Hello, Diabetes Self-Management community! This is my first blog post for DSM, and I am absolutely ecstatic to be writing for them. Aside from my love of writing and general obsession with blogs, I love talking about diabetes. Strange perhaps, but it’s true.
A little bit about myself though. My name is Maryam, and I am currently a freshman in college. I was diagnosed with Type 1 diabetes eight years ago at the age of 10, and since my diagnosis, diabetes has turned into one of the greatest blessings in my life. Seven months after my diagnosis in December of 2003, my family attended the Children With Diabetes Friends For Life Conference, and we haven’t looked back since.
It would be a lie to say that diabetes is easy or fun, but through the relationships that I’ve developed and the experiences I’ve had, it has become just another part of my daily life. Though it takes an enormous amount of attention and careful management, under no circumstance does it run my life. Through having diabetes I have had some extraordinary experiences, and I wouldn’t trade that for the world.
There have been a lot of recent changes in my life, and I feel that it’s only appropriate to start my first blog entry talking about my experience as someone with diabetes on a college campus. Going into college, I thought I was prepared for absolutely anything and everything that could possibly come my way regarding diabetes. I knew exactly how I was going to explain everything to my roommates, I had my phone preset to go off at 3 AM every night so I could monitor (and then text my mom, who would without a doubt be awake worrying about my sugars), I had an entire suitcase filled with supplies and extra snacks; the works.
What I wasn’t prepared for, however, was the emotional toll that it would have on me. Having been diagnosed in my first year of middle school, I essentially grew up surrounded by people who knew I had diabetes. People I wasn’t even friends with knew I had diabetes because of a massive team I had gotten together for the annual JDRF Walk to Cure Diabetes, two years in a row. (We were called the “Murmabots” and had a very popular t-shirt design). If they didn’t know it through the walks, they knew it because my senior grad project was on Type 1 and how it affected family dynamics. And if not through the project, they knew it from seeing me check my blood glucose in the restroom, from hearing me talk about all of my best friends with diabetes, or from seeing pictures on Facebook of all the places I went to that related to diabetes.
Until I got to college, I didn’t truly realize how important diabetes, or rather, the experiences that I had had as result of the diabetes, had been in my life. Coming in to college, I found it difficult to talk about my diabetes because I felt that my friends simply didn’t get it. For me, it’s not just merely explaining the physical aspects of it; that I have no qualms about. I have no problem checking in front of anyone, whipping out my pump for a bolus, etc. What I found difficult explaining was how diabetes has had such a major role in shaping my life, and why it is such an important part of who I am.
For someone who loves words, I truly found myself at a loss. How does one summarize eight of the most beautiful, wonderful, difficult, confusing, exhilarating years filled with so many memories, friends, and experiences? As a very social person, opening up to people and making new friends isn’t a daunting prospect for me. However, trying to express the personal diabetes part of myself was, and still is. I think it’s because it’s beyond just personal. It’s something that involves me, my family, my friends, and the entire community of people with Type 1 around the world who have this “thing” in common.

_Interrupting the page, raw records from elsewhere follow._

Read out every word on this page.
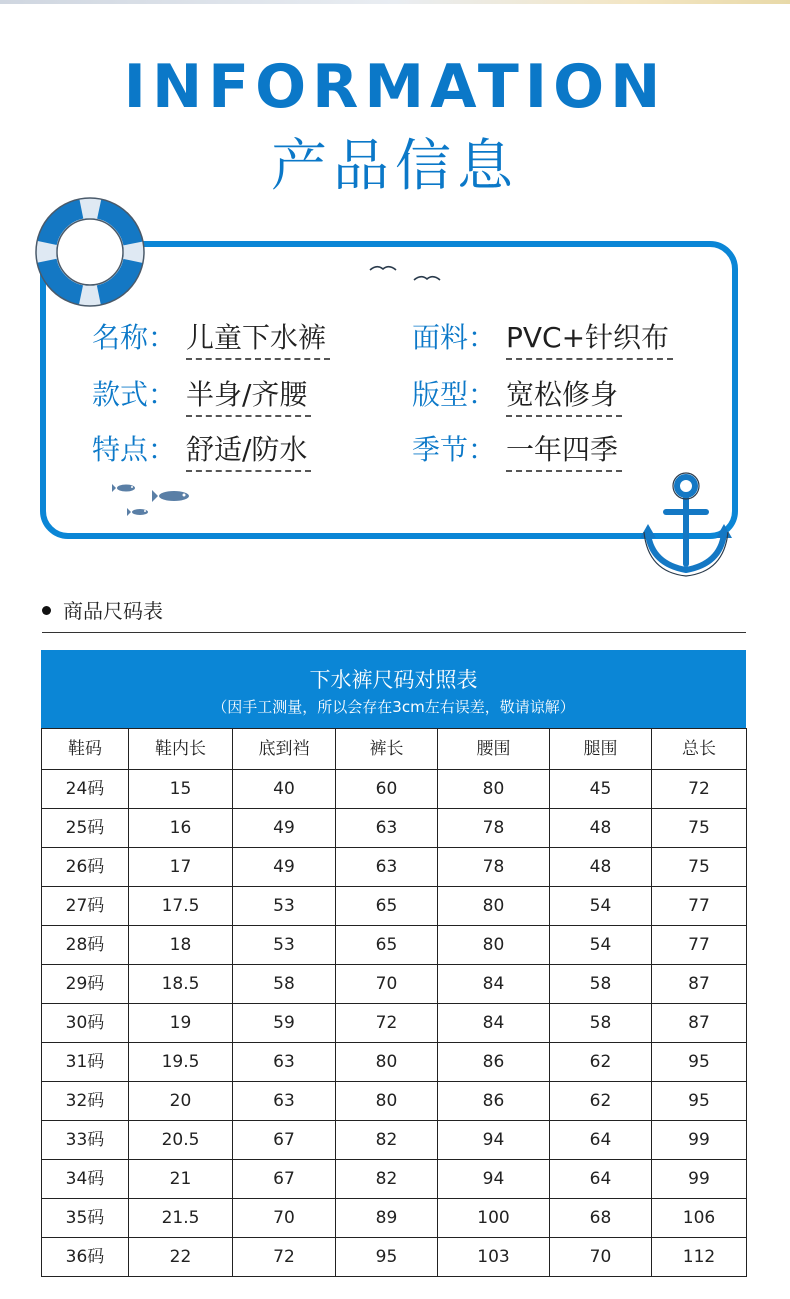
INFORMATION
产品信息
名称： 儿童下水裤	面料： PVC+针织布
款式： 半身/齐腰	版型： 宽松修身
特点： 舒适/防水	季节： 一年四季
商品尺码表
下水裤尺码对照表
（因手工测量，所以会存在3cm左右误差，敬请谅解）
鞋码	鞋内长	底到裆	裤长	腰围	腿围	总长
24码	15	40	60	80	45	72
25码	16	49	63	78	48	75
26码	17	49	63	78	48	75
27码	17.5	53	65	80	54	77
28码	18	53	65	80	54	77
29码	18.5	58	70	84	58	87
30码	19	59	72	84	58	87
31码	19.5	63	80	86	62	95
32码	20	63	80	86	62	95
33码	20.5	67	82	94	64	99
34码	21	67	82	94	64	99
35码	21.5	70	89	100	68	106
36码	22	72	95	103	70	112
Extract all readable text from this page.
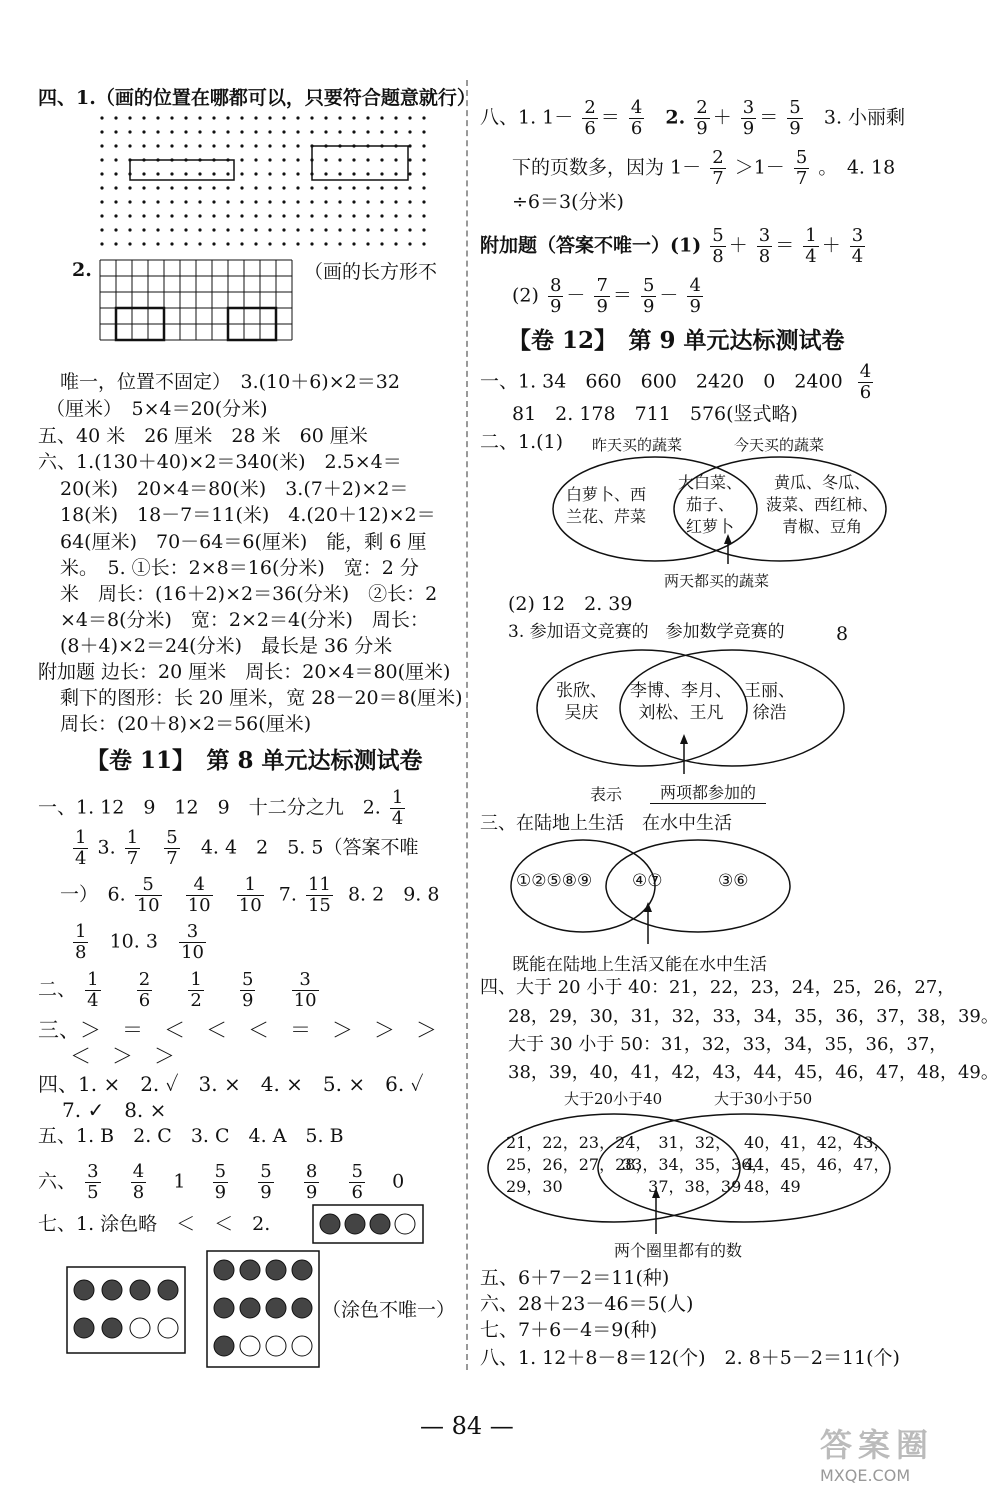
四、1.（画的位置在哪都可以，只要符合题意就行）
2.	（画的长方形不
唯一，位置不固定）　3.(10＋6)×2＝32
（厘米）　5×4＝20(分米)
五、40 米　26 厘米　28 米　60 厘米
六、1.(130＋40)×2＝340(米)　2.5×4＝
20(米)　20×4＝80(米)　3.(7＋2)×2＝
18(米)　18－7＝11(米)　4.(20＋12)×2＝
64(厘米)　70－64＝6(厘米)　能，剩 6 厘
米。　5. ①长：2×8＝16(分米)　宽：2 分
米　周长：(16＋2)×2＝36(分米)　②长：2
×4＝8(分米)　宽：2×2＝4(分米)　周长：
(8＋4)×2＝24(分米)　最长是 36 分米
附加题 边长：20 厘米　周长：20×4＝80(厘米)
剩下的图形：长 20 厘米，宽 28－20＝8(厘米)
周长：(20＋8)×2＝56(厘米)
【卷 11】　第 8 单元达标测试卷
一、1. 12　9　12　9　十二分之九　2. $\frac{1}{4}$
$\frac{1}{4} 3$. $\frac{1}{7}$
$\frac{5}{7} 4$. 4　2　5. 5（答案不唯
一）　6. $\frac{5}{10}$
$\frac{4}{10}$
$\frac{1}{10} 7$. $\frac{11}{15} 8$. 2　9. 8
$\frac{1}{8} 10$. $3 \frac{3}{10}$
二、 $\frac{1}{4}$
$\frac{2}{6}$
$\frac{1}{2}$
$\frac{5}{9}$
$\frac{3}{10}$
三、＞　＝　＜　＜　＜　＝　＞　＞　＞
＜　＞　＞
四、1. ×　2. ✓　3. ×　4. ×　5. ×　6. ✓
7. ✓　8. ×
五、1. B　2. C　3. C　4. A　5. B
六、 $\frac{3}{5}$
$\frac{4}{8} 1 \frac{5}{9}$
$\frac{5}{9}$
$\frac{8}{9}$
$\frac{5}{6} 0$
七、1. 涂色略　＜　＜　2.
（涂色不唯一）
八、1. $1- \frac{2}{6} = \frac{4}{6} 2$. $\frac{2}{9} + \frac{3}{9} = \frac{5}{9} 3$. 小丽剩
下的页数多，因为 $1- \frac{2}{7} >1- \frac{5}{7}$ 。　4. 18
÷6＝3(分米)
附加题（答案不唯一）$(1) \frac{5}{8} + \frac{3}{8} = \frac{1}{4} + \frac{3}{4}$
$(2) \frac{8}{9} - \frac{7}{9} = \frac{5}{9} - \frac{4}{9}$
【卷 12】　第 9 单元达标测试卷
一、1. 34　660　600　2420　0　$2400 \frac{4}{6}$
81　2. 178　711　576(竖式略)
二、1.(1) 昨天买的蔬菜	今天买的蔬菜
白萝卜、西
兰花、芹菜
大白菜、
茄子、
红萝卜
黄瓜、冬瓜、
菠菜、西红柿、
青椒、豆角
两天都买的蔬菜
(2) 12　2. 39
3. 参加语文竞赛的　参加数学竞赛的	8
张欣、
吴庆
李博、李月、
刘松、王凡
王丽、
徐浩
表示	两项都参加的
三、在陆地上生活　在水中生活
①②⑤⑧⑨ ④⑦	③⑥
既能在陆地上生活又能在水中生活
四、大于 20 小于 40：21，22，23，24，25，26，27，
28，29，30，31，32，33，34，35，36，37，38，39。
大于 30 小于 50：31，32，33，34，35，36，37，
38，39，40，41，42，43，44，45，46，47，48，49。
大于20小于40	大于30小于50
21，22，23，24，
25，26，27，28，
29，30
31，32，
33，34，35，36，
37，38，39
40，41，42，43，
44，45，46，47，
48，49
两个圈里都有的数
五、6＋7－2＝11(种)
六、28＋23－46＝5(人)
七、7＋6－4＝9(种)
八、1. 12＋8－8＝12(个)　2. 8＋5－2＝11(个)
— 84 —	答案圈
MXQE.COM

What I’ve learned in my eight years since diagnosis, however, is that the connections we all make with each other as people with diabetes are much deeper than the simple fact that our pancreases don’t work. It’s that first moment you meet someone else with diabetes and you see them wearing their pump without a shred of self-consciousness. It’s the first time you meet someone who can understand the insatiable hunger of a low and how miraculously everything in sight looks particularly delicious. It’s being able to call the friend who completely understands everything you are going through when all you can muster up is “diabetes sucks.” It’s being able to lean on someone’s shoulder during this long and tumultuous journey, knowing that somehow everything is going to be just fine.